Gli italiani lo consideravano belga, i belgi italiano. Così in corsa non aveva mai via libera: lo inseguivano tutti. Il 2022 è stato l’anno del centenario della nascita di Pino Cerami, il belga di Misterbianco, l’italiano di Charleroi, inseguito da tutti, stavolta anche da Gaetano Dal Santo che gli ha dedicato il biografico “Il leone della Vallonia” (100 esemplari numerati, prezzo non indicato, per informazioni gaetano49@outlook.it).
Dalla piana catanese (Giovanni, il padre, lavorava il marmo, la famiglia di Grazia, la madre, aveva una bottega specializzata in arance, olio d’oliva e saponette), destino da lavoratori emigranti (prima a Homécourt, in Francia, poi a Charleroi, in Belgio), il minimo indispensabile a scuola, il massimo immaginabile sulla bici, dalla prima corsa paesana (terzo) alla prima vittoria (a 16 anni: un premio pari al suo salario di un’intera giornata da apprendista in una vetreria), la prima cotta (in fuga, da solo, poi il buio improvviso e un inconsolabile quindicesimo posto finale) e la guerra, la Seconda guerra mondiale, il posto di lavoro in un’industria mettallurgica e addio bicicletta. E la rinascita, all’inizio da lavoratore-corridore, partendo dal basso (senza licenza, indipendente, finalmente professionista), una carriera infinita, da Bartali e Coppi ad Anquetil e Poulidor. E il bello era che, invecchiando, Pino Cerami migliorava: a 38 anni conquistò la Parigi-Roubaix e la Freccia Vallone, a 39 la Freccia del Brabante e la Parigi-Bruxelles, a 41 anni, 2 mesi e 3 giorni una tappa del Tour de France. “La carriera dei ciclisti? E’ come una bottiglia di buon vino – amava spiegare -. Bisogna versarla lentamente per apprezzarne il gusto e farla durare. Se viene versata troppo rapidamente, il gusto svanisce in fretta e non dura”.

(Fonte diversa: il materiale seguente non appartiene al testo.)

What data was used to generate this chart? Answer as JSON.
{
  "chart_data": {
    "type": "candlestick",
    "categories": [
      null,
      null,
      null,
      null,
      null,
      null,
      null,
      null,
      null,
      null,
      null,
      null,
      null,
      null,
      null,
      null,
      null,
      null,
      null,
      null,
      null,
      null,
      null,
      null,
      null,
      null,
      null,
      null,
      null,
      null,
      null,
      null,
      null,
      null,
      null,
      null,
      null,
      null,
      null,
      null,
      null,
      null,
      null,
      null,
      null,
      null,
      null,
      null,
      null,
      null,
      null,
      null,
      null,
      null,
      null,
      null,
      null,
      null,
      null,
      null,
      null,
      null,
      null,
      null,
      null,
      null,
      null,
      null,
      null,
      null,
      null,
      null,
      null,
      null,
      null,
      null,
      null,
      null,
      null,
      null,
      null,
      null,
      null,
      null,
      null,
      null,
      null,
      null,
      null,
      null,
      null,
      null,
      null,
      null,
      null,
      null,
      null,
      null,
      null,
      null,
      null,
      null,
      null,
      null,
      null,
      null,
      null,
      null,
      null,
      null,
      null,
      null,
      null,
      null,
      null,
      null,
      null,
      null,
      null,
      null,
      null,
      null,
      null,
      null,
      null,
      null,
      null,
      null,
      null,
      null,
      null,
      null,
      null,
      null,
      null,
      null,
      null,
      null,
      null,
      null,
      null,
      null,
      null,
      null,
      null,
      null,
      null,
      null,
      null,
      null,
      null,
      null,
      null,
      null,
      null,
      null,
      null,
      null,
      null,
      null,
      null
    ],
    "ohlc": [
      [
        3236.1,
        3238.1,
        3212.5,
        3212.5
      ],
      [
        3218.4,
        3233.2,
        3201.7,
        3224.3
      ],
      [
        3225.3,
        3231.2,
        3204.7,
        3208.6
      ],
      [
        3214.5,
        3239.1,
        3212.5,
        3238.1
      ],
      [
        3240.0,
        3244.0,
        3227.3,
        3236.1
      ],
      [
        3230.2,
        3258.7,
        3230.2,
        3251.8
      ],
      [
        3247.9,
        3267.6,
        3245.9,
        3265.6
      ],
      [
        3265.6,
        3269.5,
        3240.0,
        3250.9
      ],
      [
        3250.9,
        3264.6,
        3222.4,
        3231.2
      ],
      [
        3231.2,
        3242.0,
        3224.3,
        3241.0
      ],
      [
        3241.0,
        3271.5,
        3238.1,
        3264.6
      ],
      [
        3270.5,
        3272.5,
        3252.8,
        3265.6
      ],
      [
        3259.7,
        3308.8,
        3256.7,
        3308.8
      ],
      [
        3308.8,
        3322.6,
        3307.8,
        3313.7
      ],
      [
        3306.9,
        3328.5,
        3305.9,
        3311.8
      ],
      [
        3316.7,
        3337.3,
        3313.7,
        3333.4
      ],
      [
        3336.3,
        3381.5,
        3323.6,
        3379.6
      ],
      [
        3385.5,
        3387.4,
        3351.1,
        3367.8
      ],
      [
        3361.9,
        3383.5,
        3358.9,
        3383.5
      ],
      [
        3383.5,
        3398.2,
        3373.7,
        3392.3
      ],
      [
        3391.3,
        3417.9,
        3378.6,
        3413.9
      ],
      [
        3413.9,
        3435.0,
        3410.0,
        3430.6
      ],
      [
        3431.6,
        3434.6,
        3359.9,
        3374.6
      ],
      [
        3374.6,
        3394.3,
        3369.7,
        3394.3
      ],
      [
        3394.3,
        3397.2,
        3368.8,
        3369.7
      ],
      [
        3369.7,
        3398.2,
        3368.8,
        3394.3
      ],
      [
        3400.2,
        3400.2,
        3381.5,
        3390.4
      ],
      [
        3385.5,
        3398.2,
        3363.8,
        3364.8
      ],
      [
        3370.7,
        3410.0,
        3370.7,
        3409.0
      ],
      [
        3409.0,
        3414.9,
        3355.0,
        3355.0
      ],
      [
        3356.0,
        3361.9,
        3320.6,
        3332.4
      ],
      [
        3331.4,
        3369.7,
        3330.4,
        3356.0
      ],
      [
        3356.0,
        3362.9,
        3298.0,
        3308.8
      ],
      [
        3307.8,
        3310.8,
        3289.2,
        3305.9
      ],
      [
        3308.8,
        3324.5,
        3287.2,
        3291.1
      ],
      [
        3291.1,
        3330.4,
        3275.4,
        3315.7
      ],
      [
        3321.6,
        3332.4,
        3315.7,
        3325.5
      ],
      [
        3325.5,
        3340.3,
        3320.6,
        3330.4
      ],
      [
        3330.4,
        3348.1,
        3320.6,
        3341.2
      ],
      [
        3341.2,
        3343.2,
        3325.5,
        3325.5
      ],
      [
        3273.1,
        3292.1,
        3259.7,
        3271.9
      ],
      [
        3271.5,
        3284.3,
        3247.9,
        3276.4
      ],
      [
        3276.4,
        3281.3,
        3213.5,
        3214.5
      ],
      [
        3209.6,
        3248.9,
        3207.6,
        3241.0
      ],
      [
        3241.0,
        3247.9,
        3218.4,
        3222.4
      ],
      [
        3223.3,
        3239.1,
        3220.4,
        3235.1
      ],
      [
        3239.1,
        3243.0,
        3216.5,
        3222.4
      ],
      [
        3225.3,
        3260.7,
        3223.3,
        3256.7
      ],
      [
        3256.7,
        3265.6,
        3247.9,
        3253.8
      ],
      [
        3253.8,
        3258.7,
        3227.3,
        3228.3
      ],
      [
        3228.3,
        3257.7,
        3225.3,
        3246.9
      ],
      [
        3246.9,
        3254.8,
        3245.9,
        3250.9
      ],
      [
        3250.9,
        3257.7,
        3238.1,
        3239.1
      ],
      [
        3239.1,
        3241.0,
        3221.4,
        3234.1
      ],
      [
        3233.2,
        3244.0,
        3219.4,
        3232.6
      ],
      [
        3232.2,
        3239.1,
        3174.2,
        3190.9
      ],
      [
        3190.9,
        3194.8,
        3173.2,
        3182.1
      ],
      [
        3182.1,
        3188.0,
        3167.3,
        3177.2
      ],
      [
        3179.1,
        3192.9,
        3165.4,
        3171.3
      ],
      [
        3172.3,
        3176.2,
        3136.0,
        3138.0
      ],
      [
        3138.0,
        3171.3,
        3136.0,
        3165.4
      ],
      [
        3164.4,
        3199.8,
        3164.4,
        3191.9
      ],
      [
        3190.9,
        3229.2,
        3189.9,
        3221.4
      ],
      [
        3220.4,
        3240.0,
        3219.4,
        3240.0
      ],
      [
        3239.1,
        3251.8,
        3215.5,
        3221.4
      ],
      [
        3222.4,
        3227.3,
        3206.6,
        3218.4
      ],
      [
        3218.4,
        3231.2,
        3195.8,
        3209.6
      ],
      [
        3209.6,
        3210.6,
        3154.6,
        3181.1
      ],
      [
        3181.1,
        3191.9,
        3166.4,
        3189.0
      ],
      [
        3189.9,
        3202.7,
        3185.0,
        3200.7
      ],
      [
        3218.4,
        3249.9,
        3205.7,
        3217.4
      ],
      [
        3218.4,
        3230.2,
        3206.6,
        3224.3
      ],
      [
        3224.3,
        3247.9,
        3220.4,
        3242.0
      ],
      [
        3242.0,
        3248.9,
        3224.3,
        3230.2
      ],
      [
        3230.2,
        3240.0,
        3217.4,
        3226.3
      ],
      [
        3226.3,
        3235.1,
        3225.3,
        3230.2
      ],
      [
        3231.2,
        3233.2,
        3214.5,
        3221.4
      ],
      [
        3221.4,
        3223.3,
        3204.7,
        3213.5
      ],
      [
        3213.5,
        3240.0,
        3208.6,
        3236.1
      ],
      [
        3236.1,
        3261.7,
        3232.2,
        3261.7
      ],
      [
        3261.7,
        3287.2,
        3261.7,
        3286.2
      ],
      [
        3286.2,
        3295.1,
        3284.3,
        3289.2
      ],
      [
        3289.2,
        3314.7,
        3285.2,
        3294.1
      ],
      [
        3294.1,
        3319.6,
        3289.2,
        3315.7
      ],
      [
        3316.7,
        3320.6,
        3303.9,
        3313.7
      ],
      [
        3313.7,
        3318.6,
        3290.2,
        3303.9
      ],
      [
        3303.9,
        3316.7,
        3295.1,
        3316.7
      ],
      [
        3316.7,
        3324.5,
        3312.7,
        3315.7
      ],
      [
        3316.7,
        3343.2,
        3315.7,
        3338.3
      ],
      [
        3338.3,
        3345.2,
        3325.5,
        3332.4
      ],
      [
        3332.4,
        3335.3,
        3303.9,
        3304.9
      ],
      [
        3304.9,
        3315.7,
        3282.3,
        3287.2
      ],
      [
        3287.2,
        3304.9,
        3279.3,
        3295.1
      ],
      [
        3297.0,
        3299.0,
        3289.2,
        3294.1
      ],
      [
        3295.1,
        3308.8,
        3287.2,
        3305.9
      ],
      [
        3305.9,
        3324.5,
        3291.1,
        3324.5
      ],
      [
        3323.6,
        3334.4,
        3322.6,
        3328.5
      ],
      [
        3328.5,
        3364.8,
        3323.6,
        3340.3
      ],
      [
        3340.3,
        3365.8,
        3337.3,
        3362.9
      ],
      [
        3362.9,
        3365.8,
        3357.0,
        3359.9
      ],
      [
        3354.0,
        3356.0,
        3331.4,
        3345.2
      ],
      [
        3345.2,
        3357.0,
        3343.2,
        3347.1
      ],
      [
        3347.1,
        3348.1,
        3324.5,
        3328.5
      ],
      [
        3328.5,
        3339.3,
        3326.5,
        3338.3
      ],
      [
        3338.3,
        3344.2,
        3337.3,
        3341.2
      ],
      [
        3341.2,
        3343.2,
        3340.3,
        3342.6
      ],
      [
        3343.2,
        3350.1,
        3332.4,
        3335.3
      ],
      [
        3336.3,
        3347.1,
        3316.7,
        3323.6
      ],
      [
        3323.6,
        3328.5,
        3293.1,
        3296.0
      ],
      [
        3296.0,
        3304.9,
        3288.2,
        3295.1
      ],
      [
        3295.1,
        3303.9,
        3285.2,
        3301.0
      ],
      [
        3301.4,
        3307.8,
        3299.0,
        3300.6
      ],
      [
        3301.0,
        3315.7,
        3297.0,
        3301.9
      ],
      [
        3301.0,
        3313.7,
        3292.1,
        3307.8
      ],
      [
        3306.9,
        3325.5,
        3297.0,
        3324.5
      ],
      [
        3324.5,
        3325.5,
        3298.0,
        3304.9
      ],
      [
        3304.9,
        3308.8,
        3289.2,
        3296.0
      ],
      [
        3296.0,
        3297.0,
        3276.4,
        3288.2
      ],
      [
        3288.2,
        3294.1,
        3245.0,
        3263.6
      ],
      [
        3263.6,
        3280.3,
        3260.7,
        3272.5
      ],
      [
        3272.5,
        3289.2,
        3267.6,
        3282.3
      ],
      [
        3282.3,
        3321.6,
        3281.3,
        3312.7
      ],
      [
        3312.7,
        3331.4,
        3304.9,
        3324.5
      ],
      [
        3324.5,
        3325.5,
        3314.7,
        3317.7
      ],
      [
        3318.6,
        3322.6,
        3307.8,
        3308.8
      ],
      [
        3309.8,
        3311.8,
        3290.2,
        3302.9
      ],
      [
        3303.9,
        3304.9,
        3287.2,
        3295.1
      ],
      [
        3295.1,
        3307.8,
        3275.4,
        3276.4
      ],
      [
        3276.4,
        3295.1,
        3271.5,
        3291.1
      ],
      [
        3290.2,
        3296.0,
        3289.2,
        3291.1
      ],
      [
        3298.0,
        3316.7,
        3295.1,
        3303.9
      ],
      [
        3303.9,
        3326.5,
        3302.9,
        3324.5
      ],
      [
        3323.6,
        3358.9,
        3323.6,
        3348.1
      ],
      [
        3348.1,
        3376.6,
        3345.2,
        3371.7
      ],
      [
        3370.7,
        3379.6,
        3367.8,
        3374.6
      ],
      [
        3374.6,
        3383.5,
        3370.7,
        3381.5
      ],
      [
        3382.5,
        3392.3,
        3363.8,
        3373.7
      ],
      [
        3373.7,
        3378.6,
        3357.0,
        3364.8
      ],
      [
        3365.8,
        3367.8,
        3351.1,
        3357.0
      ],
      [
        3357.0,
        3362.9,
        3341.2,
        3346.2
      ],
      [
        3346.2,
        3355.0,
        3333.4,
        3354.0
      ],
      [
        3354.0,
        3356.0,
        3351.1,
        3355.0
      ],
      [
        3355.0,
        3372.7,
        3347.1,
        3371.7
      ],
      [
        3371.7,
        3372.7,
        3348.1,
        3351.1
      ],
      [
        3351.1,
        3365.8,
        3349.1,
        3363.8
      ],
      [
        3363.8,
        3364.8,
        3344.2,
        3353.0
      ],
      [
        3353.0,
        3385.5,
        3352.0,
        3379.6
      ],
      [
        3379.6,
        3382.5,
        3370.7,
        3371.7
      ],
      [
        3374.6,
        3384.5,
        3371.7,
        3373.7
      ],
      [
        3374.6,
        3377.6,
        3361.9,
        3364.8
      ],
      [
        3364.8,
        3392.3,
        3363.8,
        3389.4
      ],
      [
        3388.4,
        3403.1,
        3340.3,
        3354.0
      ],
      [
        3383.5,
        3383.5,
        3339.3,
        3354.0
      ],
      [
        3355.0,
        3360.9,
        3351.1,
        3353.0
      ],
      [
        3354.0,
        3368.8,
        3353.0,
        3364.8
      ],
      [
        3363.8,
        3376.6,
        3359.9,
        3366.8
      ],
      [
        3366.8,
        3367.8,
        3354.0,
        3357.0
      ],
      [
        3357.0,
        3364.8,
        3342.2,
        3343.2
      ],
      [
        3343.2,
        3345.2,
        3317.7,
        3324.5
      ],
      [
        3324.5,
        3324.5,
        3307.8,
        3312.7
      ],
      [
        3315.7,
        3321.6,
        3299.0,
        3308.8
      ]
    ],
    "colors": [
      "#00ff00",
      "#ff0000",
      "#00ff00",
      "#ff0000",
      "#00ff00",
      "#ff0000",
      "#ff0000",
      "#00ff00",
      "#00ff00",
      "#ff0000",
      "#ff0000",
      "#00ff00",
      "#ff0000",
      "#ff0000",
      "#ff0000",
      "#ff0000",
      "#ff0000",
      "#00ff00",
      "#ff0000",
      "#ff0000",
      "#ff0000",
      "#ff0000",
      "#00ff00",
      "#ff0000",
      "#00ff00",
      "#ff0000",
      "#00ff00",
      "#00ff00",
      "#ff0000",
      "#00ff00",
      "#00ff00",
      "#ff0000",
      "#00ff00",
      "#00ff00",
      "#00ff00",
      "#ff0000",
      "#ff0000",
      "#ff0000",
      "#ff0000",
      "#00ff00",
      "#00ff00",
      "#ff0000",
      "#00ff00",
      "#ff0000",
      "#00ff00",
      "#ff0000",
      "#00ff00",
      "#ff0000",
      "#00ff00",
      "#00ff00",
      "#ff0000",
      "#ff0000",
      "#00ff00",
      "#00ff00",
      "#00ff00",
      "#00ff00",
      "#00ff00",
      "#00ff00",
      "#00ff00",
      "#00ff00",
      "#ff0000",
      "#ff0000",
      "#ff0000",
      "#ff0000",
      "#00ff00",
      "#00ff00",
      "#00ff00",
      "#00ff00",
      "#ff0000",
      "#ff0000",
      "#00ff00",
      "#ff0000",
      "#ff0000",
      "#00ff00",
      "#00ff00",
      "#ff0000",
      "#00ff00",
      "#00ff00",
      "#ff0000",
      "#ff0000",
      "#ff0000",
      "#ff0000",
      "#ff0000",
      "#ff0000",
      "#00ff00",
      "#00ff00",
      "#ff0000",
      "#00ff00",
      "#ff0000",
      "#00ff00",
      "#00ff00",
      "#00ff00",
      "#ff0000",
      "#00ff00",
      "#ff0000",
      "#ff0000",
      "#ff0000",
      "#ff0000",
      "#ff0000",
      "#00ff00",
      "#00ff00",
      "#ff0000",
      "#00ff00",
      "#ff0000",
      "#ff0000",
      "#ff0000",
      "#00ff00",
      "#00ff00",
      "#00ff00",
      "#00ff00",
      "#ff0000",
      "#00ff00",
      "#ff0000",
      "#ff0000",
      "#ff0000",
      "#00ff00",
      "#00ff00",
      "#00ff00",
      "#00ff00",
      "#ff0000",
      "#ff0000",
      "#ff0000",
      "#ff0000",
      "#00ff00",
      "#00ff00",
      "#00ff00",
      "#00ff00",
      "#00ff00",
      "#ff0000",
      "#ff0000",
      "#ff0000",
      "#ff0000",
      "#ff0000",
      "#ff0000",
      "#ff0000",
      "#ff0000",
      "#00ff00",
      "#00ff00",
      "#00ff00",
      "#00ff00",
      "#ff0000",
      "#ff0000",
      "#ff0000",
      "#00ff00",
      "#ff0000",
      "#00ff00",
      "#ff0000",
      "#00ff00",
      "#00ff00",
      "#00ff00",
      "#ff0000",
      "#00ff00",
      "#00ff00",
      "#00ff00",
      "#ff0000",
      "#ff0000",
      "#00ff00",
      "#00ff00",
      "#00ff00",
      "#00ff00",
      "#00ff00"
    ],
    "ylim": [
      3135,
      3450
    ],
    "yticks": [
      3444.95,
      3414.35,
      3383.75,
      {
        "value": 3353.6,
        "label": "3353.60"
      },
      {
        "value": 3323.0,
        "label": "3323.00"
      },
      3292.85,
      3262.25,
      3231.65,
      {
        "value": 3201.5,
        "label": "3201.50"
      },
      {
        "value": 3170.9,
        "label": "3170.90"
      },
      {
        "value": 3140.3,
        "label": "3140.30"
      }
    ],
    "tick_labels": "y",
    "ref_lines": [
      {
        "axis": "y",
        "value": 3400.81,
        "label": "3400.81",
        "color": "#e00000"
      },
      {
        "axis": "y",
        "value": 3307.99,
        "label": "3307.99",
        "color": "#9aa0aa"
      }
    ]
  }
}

Pino, gregario di Van Steenbergen e Ockers, Koblet e Kubler, Stablinski e Daems, Wolfshohl e Simpson. Pino, che si specializzò nelle kermesse, circuiti urbani, obiettivo portare soldi a casa. Pino, che alla fine di una tappa flagellata dalla pioggia cercò di far asciugare le scarpe fradicie, ma la mattina dopo erano secche come pezzi di legno e corse senza poter tirare le cinghiette dei pedali. Pino, che al Giro di Lombardia del 1952 si iscrisse da individuale, divise la trasferta con due amici tifosi (da Charleroi a Milano, su un Maggiolino, più di 900 km su statali e provinciali, benzina divisa per tre), grazie anche a un errore di percorso giunse secondo e guadagnò il premio come “migliore italiano venuto dall’estero” (e poi altri 900 km per tornare a casa). Pino, che si ritirò ma sopravvisse alla tormenta di gelo della tappa sul Bondone al Giro d’Italia del 1956. Pino, che la sera prima della vittoriosa Freccia Vallone, si mise a letto presto bevendo latte caldo con un cucchiaio di miele e due pasticche di Aspro. Pino, che partecipò 10 volte alla Sei Giorni di Bruxelles, la prima volta nel 1948, ingaggio modestissimo per coprire le sole spese vive, però premi equivalenti – a quel tempo si ragionava così – a due mesi di salario in fabbrica.
Cerami è morto nel 2014, a 92 anni e mezzo. Inviato dalla “Gazzetta dello Sport” per le classiche del Nord, ne approfittai per andare a trovarlo e conoscerlo nella sua casa di Charleroi. Mi confidò di sentirsi sia italiano sia belga, ma soprattutto siciliano: “Mi ricordo quando andavo in campagna con il nonno e l’asino. Guardavo il mare e il cielo, mangiavo i fichi e le olive, mi sembrava di stare nel paradiso terrestre”.